Not only does issuing debt in order to hand over cash to investors save Apple billions, it almost always boosts its share price–buybacks necessarily do that, since they artificially decrease the amount of shares on the market, without actually changing the real value of the company via true strategic investments, like research and development, worker training, or anything else that might bolster the underlying prospects of the firm. More broadly, buyback wizardry underscores one of the great ironies of American business today–the country’s biggest, richest companies have more contact with investors and capital markets than ever before, yet they don’t actually need any capital.

Apple, one of the most admired firms in the world, now spends a large chunk of time thinking about how to create value via financial engineering. This is by no means just about Apple, which is pouring a lot of its wealth into noble pursuits such as green energy even in places like China and some limited factories in America.

But there is a larger uncomfortable truth here that many economists have begun to suspect, on a wide scale, has a lot to do with our permanently slow growth economy. One key part of the theory of “secular stagnation,” which is being bandied about by experts such Larry Summers, is that financial markets are no longer serving the real economy because they funnel so much money away from it. Others go further, believing that financialization itself is a core reason for slow growth and the decreasing competitiveness of U.S. economy in a global landscape.

The biggest economic conundrum of our age–why many companies aren’t investing the cash they have sitting on their balance into our economy in things like factories, workers and wages—turns out to have an easy answer. It’s because they are using it to bolster markets and enrich the 1% via capital return programs instead. A recent paper from the Roosevelt Institute shows that as borrowing to fund paybacks to investors has increased over the last few years has increased, investment into the real economy has decreased.

It’s a trend that has reached a fever pitch in the last decade or so, and particularly the last few years. From 2003 to 2013, the 454 firms in the S&P 500 index did $3.2 trillion worth of buybacks, representing 51% of their income, and another $2.3 trillion on dividend payments, which represented an additional 35% of income. By 2014, buybacks and dividends represented 95% of corporate income, and if the trend continues, they’ll reach over 100% in 2015. The bulk of these buybacks, which sped up following the low interest rate, easy money environment following the 2008 financial crisis, were done during market peaks, belying the notion that such purchases represent firms’ own belief in a rising share price. Many of them were done with borrowed funds (corporate margin debt is at record highs).

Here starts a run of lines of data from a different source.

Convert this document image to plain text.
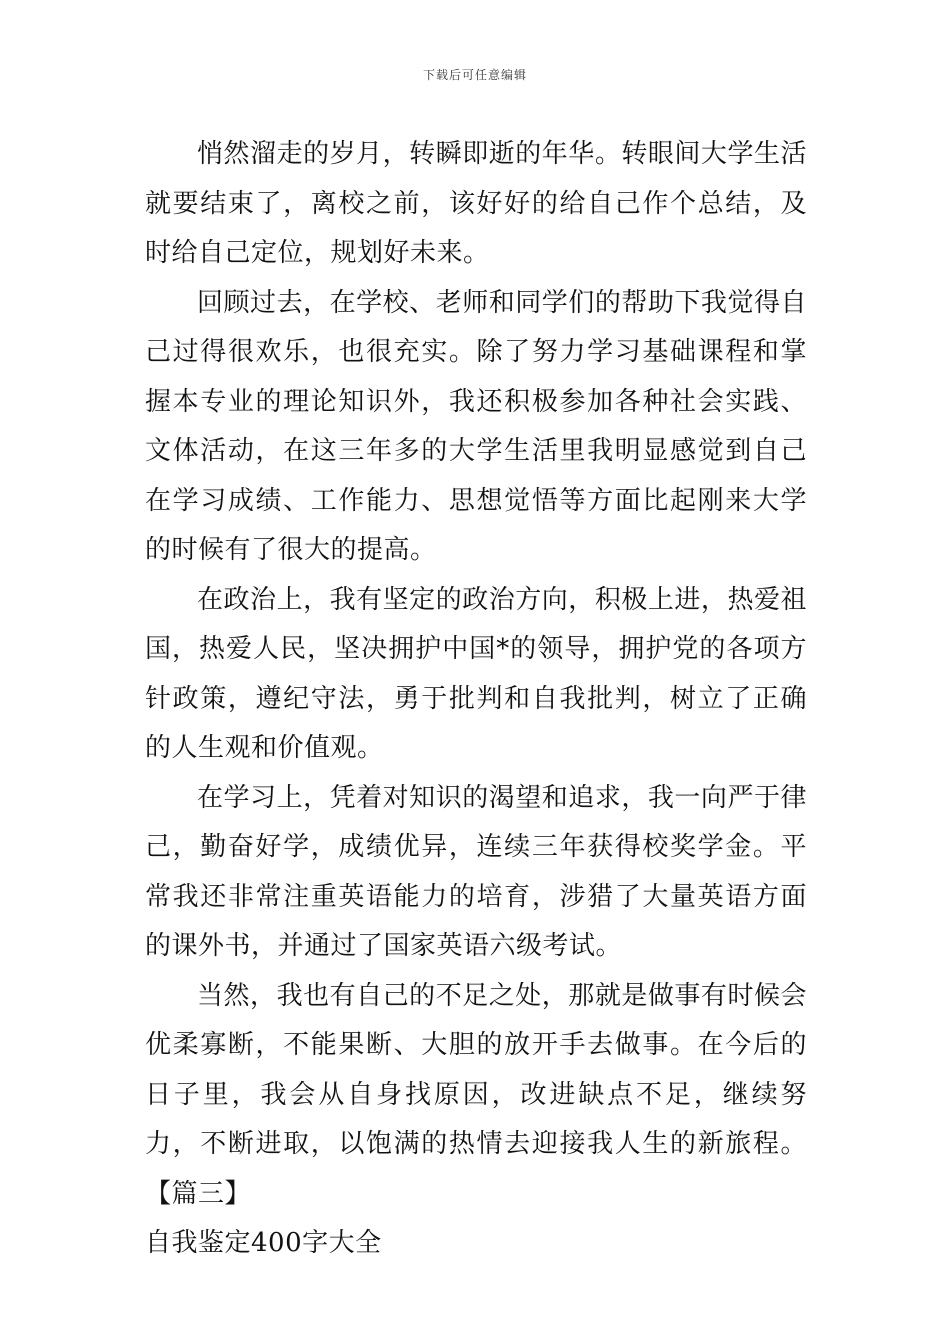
下载后可任意编辑

悄然溜走的岁月，转瞬即逝的年华。转眼间大学生活就要结束了，离校之前，该好好的给自己作个总结，及时给自己定位，规划好未来。

回顾过去，在学校、老师和同学们的帮助下我觉得自己过得很欢乐，也很充实。除了努力学习基础课程和掌握本专业的理论知识外，我还积极参加各种社会实践、文体活动，在这三年多的大学生活里我明显感觉到自己在学习成绩、工作能力、思想觉悟等方面比起刚来大学的时候有了很大的提高。

在政治上，我有坚定的政治方向，积极上进，热爱祖国，热爱人民，坚决拥护中国*的领导，拥护党的各项方针政策，遵纪守法，勇于批判和自我批判，树立了正确的人生观和价值观。

在学习上，凭着对知识的渴望和追求，我一向严于律己，勤奋好学，成绩优异，连续三年获得校奖学金。平常我还非常注重英语能力的培育，涉猎了大量英语方面的课外书，并通过了国家英语六级考试。

当然，我也有自己的不足之处，那就是做事有时候会优柔寡断，不能果断、大胆的放开手去做事。在今后的日子里，我会从自身找原因，改进缺点不足，继续努力，不断进取，以饱满的热情去迎接我人生的新旅程。【篇三】

自我鉴定400字大全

The buybacks didn’t help make companies more competitive, but they did enrich executives, who took between 66% and 82% of their compensation in stock over the last seven years.

What this means on a practical level is that the claim from corporate leaders about how tight credit conditions, a lack of consumer demand and an uncertain regulatory environment has kept them from investing their cash horde back into the real economy is not the case. William Lazonick, a University of Massachusetts professor who has done extensive research on the topic of buybacks, says that the move from a “retain and reinvest” corporate model to a “downsize and distribute” one is in large part responsible for a “national economy characterized by income inequity, employment instability, and diminished innovative capability.” I couldn’t agree more.